Mercadante does not do things by halves, and his score is full of scorching impact from the opening scenes, with chorus and off-stage brass as the marriage of Malvina and Arturo is celebrated. But you immediately also notice Mercadante’s inventive use of the orchestra, with a fluttering clarinet solo here, later a duet for flute and harp, and even a chirruping solo trumpet. Rhythmically a little four-square, the music is nevertheless sculpted with great care.

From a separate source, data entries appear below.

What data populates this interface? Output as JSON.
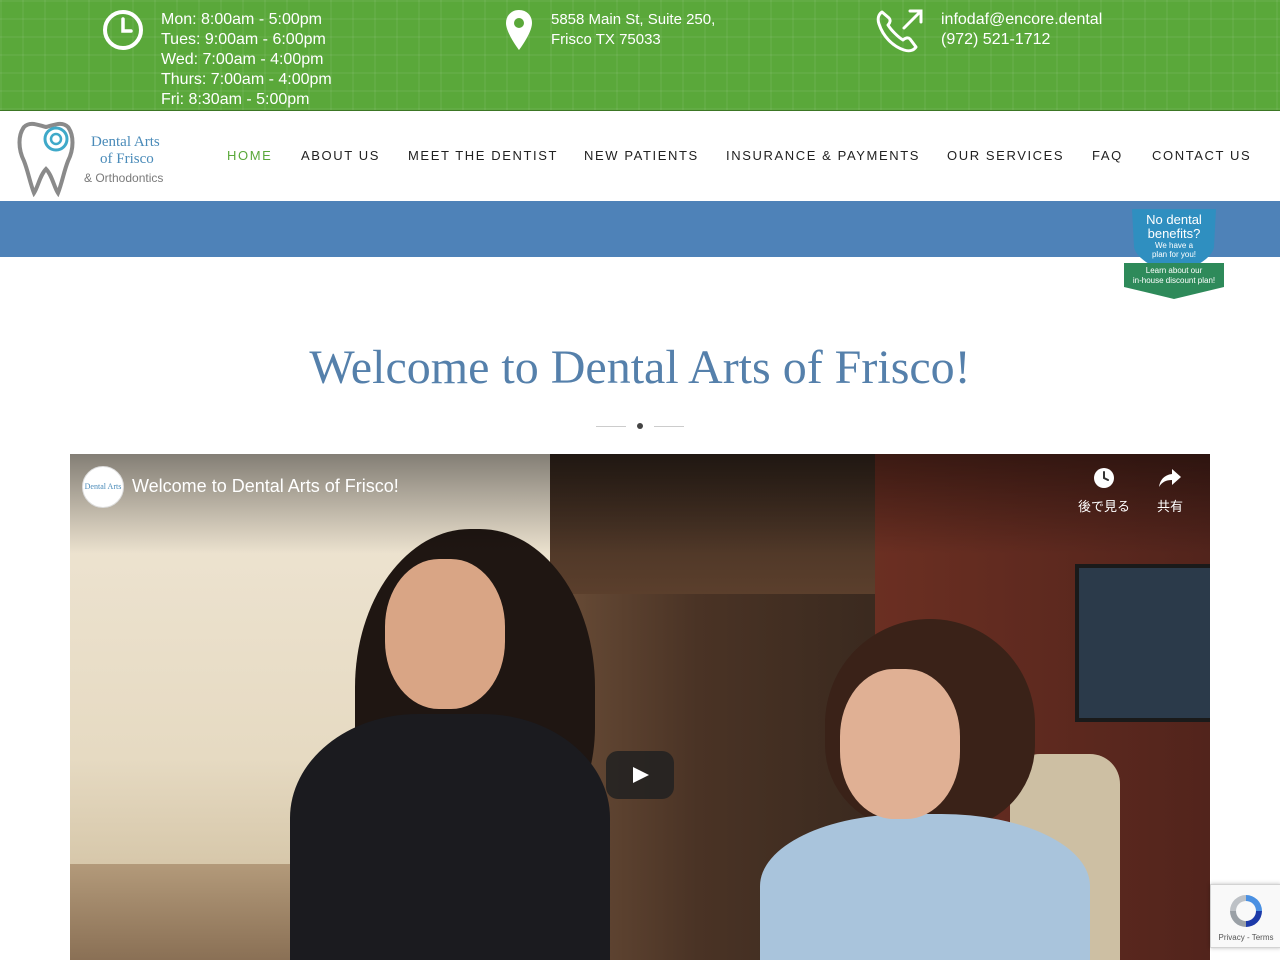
{
  "topbar": {
    "hours": [
      "Mon: 8:00am - 5:00pm",
      "Tues: 9:00am - 6:00pm",
      "Wed: 7:00am - 4:00pm",
      "Thurs: 7:00am - 4:00pm",
      "Fri: 8:30am - 5:00pm"
    ],
    "address_line1": "5858 Main St, Suite 250,",
    "address_line2": "Frisco TX 75033",
    "email": "infodaf@encore.dental",
    "phone": "(972) 521-1712",
    "icons": {
      "hours": "clock-icon",
      "address": "map-pin-icon",
      "contact": "phone-icon"
    }
  },
  "logo": {
    "line1": "Dental Arts",
    "line2": "of Frisco",
    "line3": "& Orthodontics"
  },
  "nav": {
    "items": [
      {
        "label": "HOME",
        "active": true
      },
      {
        "label": "ABOUT US"
      },
      {
        "label": "MEET THE DENTIST"
      },
      {
        "label": "NEW PATIENTS"
      },
      {
        "label": "INSURANCE & PAYMENTS"
      },
      {
        "label": "OUR SERVICES"
      },
      {
        "label": "FAQ"
      },
      {
        "label": "CONTACT US"
      }
    ]
  },
  "badge": {
    "line1": "No dental",
    "line1b": "benefits?",
    "line2": "We have a",
    "line2b": "plan for you!",
    "line3": "Learn about our",
    "line3b": "in-house discount plan!"
  },
  "main": {
    "welcome": "Welcome to Dental Arts of Frisco!"
  },
  "video": {
    "title": "Welcome to Dental Arts of Frisco!",
    "channel_logo_text": "Dental Arts",
    "watch_later": "後で見る",
    "share": "共有"
  },
  "recaptcha": {
    "text": "Privacy - Terms"
  },
  "colors": {
    "topbar_green": "#5aa83a",
    "nav_active": "#5aa83a",
    "band_blue": "#4e82b8",
    "heading_blue": "#5580ab",
    "badge_blue": "#2f8fc0",
    "badge_green": "#2e8a5a"
  }
}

Highlights include the lyrical duet “Il mar fremente” for Malvina (Irene Roberts) and her brother Odoardo (a trouser role for Elizabeth DeShong) in the first act; the fierce conflict between Giorgio (Ramón Vargas) and Arturo (Iván Ayón-Rivas) in the second; and the stonking no-holds-barred scena for Odoardo with which DeShong brought the house down. Mercadante also contrives complex ensembles in which the characters combine: the first act ensemble “Omai l’arcan terribile” has seven soloists with conflicting emotions.

There is little direct love interest in the music until the second act, where Giorgio and Malvina have an anguished duet about their divided loyalties, and Giorgio urges her to remain with her new husband. Irene Douglas is dignified and vocally impressive throughout, and Ramón Vargas brings all his experience in this repertory to bear, but it is arguably his rival the Peruvian tenor Iván Ayón-Rivas – not yet well-known here – who steals the show with his ardent, freshly-minted voice.

Against all expectation, the opera goes into reverse gear in the short final act: it strips itself down to the bare essentials of the central conflict as the three main characters struggle with their individual feelings, and at the close Malvina, rather than choosing between her husbands, takes her own life.

That downbeat ending perhaps accounted for the piece’s initial failure, but its subtlety equally makes it more compelling for us today. Some rare opera revivals are worth hearing once; this one surely has a fighting chance of a new life, perhaps resounding at the Met in New York in one of those cleverly flashy stagings by David McVicar.